The incident drew national media attention based on how Moore described the way he was treated. His Twitter post was shared widely online.

LSU Football Coach Ed Orgeron posted a response saying he was "aware of the serious statements" and pledging "to listen, learn and come together to combat social injustice and racism if we are to create a safer and more equitable society for all people."

According to a police report, the officers were responding to complaints from an apartment security guard who reported a loud party atop the parking garage of the Ion apartment complex on Chimes Street, where Moore was living. The guard said there were about 200 people blasting music. 

When officers responded to the complex, they did not find a party but encountered Moore in the parking garage. His longtime friend, Alabama wide receiver Traeshon Holden, was visiting that weekend, and the two were on the way to grab something to eat after a long night of playing video games, according to his attorneys.

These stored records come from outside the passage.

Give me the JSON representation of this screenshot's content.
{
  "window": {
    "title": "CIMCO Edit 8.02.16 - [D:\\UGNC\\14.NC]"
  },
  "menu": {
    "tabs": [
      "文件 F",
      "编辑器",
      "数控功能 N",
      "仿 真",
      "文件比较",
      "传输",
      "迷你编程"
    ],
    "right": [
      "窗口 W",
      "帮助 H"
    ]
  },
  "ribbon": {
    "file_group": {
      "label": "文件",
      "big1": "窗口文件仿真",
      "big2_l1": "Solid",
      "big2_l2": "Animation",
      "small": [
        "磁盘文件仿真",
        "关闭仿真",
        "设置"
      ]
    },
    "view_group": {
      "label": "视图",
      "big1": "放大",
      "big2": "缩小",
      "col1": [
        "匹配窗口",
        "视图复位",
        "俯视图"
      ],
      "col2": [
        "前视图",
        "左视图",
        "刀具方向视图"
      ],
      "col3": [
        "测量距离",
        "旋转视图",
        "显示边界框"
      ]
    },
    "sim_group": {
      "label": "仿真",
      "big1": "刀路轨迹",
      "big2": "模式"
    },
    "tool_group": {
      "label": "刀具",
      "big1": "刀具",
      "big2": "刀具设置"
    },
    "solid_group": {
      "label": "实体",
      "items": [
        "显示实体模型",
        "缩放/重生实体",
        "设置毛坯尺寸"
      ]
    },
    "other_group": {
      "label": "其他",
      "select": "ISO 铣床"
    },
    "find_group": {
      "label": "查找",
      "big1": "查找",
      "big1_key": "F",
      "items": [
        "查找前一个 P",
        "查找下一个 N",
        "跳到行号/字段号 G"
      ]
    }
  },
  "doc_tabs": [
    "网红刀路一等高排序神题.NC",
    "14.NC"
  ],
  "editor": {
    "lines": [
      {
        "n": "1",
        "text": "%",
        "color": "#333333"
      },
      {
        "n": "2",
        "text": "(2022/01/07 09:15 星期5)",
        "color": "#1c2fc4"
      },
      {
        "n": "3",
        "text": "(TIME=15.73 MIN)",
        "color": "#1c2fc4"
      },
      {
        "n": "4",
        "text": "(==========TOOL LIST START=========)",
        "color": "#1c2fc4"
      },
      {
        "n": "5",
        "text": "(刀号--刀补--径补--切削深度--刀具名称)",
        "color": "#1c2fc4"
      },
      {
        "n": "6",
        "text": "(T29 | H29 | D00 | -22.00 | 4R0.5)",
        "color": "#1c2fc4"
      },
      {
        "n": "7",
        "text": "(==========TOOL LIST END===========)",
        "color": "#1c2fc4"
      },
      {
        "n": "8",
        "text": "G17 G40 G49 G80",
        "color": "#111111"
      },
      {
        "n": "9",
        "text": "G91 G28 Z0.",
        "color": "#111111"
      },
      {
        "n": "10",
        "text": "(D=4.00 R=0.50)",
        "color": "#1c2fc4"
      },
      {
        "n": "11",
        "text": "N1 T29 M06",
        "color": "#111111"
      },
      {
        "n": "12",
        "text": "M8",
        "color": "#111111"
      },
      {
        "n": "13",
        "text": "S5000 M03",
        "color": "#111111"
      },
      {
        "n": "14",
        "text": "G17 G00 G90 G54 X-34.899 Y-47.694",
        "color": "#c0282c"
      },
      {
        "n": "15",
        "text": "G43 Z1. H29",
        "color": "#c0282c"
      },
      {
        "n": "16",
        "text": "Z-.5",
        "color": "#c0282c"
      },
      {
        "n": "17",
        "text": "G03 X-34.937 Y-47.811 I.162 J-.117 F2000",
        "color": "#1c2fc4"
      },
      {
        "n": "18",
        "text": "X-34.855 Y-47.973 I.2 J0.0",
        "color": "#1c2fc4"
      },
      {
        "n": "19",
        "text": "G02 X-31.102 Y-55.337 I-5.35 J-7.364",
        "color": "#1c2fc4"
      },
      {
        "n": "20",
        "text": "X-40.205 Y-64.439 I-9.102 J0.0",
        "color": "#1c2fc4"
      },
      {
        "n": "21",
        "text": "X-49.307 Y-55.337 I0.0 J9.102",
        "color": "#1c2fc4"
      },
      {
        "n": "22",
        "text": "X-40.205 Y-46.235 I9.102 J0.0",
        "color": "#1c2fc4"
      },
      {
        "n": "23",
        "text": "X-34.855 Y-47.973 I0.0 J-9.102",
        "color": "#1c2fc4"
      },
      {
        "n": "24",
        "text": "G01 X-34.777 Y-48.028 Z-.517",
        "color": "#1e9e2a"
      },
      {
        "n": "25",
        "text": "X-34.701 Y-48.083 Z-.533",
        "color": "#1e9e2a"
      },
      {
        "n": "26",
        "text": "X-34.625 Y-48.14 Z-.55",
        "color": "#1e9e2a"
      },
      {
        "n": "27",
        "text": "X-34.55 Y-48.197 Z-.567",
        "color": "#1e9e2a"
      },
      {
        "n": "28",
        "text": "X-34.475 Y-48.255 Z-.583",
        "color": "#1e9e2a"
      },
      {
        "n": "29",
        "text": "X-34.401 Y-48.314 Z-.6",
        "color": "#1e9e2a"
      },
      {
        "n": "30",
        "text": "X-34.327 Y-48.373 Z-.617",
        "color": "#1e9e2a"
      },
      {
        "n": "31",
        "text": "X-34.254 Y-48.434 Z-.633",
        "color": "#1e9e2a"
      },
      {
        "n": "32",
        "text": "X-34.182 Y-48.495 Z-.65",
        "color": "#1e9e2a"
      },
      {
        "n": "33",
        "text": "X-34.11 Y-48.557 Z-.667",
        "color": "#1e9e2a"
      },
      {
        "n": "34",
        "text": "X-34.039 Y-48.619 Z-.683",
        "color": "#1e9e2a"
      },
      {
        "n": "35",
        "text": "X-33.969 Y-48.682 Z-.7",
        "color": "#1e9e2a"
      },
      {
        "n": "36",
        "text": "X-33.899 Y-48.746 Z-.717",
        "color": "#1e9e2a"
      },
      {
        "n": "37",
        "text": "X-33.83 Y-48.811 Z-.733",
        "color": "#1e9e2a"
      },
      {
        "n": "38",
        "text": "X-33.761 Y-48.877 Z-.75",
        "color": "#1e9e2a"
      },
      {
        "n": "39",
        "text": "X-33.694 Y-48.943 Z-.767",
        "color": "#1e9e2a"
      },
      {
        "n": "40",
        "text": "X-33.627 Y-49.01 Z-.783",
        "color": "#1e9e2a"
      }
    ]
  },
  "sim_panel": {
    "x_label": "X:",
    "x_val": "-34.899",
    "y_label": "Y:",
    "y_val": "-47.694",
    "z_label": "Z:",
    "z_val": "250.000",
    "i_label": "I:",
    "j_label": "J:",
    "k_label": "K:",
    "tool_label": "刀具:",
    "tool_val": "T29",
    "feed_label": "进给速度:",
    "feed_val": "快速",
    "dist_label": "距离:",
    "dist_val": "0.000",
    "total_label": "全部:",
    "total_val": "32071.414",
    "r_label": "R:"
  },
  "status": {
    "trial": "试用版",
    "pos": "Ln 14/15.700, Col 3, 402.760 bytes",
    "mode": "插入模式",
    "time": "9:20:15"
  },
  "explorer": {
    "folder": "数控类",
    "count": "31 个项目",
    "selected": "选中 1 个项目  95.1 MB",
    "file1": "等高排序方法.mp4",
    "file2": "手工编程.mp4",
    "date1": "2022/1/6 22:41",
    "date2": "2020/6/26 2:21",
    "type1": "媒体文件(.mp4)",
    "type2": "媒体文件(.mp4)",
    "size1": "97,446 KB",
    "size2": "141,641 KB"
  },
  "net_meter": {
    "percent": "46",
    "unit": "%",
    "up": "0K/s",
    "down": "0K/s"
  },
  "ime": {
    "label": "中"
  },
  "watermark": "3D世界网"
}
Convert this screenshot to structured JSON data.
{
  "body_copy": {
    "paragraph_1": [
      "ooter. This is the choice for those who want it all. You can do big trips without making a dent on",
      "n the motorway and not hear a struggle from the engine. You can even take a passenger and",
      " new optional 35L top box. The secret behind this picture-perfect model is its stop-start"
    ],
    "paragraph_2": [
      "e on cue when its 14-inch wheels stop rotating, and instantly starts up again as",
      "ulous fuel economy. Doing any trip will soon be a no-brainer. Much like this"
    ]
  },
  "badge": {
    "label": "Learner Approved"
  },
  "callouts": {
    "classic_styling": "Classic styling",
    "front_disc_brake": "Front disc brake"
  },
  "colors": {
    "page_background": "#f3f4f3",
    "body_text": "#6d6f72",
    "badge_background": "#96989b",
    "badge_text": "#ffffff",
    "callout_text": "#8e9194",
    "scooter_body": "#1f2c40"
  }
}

Officers approached the two students aggressively and held them at gunpoint, then cursed at them and searched Moore for drugs and weapons, the attorneys said. They called the encounter an assault that was "unwarranted, unjustified and was overly aggressive" and claimed the incident would have gone unreported and unaddressed without Moore posting on social media.

"Both young men remained completely unaware of why they were being stopped and harassed. The officers provided no explanation," the attorneys wrote. "There are some that want to celebrate a victory for these police officers. Their words do nothing to change the facts of how these officers acted."

The officers involved in the incident were initially placed on administrative leave but returned to regular duty several weeks ago. 

The department is expected to release records and bodycam footage sometime in the future.